Advantages and Disadvantages of TDD
- Test-driven development ensures that all written code is covered by at least one test. This gives the programming team, and subsequent users, a greater level of confidence in the code.
- Test-driven development offers the ability to take small steps when required. It allows a programmer to focus on the task at hand as the first goal is to make the test pass.
- Large numbers of tests help to limit the number of defects in the code. The early and frequent nature of the testing helps to catch defects early and prevents them from becoming expensive problems.
- TDD can lead to more modularized, flexible, and extensible code. This is because the methodology requires the developers to think of the software in terms of small units that can be written and tested independently and integrated together later.
- The automated tests resulting from TDD tend to be very thorough: they detect any unexpected changes in the code’s behavior. This detects problems that can arise where a change later in the development cycle unexpectedly alters other functionality.

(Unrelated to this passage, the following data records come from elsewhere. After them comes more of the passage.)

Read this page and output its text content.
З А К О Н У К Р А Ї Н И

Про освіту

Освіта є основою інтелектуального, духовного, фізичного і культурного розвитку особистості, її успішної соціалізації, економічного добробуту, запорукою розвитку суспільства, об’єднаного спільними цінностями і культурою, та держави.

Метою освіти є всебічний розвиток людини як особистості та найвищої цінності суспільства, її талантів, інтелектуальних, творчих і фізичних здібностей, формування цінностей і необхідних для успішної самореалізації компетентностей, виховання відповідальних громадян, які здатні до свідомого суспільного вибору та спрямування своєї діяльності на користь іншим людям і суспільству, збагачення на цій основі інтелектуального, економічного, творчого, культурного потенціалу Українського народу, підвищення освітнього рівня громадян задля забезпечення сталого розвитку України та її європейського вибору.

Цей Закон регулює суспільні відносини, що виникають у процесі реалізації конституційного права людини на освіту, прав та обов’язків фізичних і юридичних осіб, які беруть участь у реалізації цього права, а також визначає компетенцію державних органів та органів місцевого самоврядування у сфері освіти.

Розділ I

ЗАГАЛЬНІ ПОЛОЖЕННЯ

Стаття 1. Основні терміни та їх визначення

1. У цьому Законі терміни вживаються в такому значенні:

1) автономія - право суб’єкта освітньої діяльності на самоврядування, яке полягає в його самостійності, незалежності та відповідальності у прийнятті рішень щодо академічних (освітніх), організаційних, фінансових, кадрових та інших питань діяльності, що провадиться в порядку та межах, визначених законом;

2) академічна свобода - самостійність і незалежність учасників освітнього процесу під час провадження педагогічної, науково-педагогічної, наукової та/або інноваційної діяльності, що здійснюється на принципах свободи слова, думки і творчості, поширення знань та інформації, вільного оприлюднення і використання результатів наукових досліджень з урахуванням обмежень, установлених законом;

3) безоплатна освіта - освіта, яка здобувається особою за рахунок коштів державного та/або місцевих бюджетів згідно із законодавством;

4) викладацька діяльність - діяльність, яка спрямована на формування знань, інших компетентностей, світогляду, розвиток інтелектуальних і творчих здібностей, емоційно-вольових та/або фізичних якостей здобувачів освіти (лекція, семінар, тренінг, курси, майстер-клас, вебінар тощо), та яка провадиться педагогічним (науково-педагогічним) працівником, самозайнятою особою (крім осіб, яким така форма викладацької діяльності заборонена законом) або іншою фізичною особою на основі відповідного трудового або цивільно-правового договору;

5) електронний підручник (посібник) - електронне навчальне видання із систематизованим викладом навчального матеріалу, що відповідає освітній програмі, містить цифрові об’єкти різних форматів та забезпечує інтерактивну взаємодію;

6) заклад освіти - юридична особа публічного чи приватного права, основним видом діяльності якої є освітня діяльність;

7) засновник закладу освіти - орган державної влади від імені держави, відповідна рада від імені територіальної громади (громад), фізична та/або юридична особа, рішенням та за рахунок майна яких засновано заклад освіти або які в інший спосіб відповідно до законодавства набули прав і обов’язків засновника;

- Test-Driven Development does not perform sufficient testing in situations where full functional tests are required to determine success or failure, due to extensive use of unit tests
- Tests become part of the maintenance overhead of a project. For example, badly written tests that are themselves prone to failure, are expensive to maintain.
- A high number of passing unit tests may bring a false sense of security, resulting in fewer additional software testing activities, such as integration testing and compliance testing.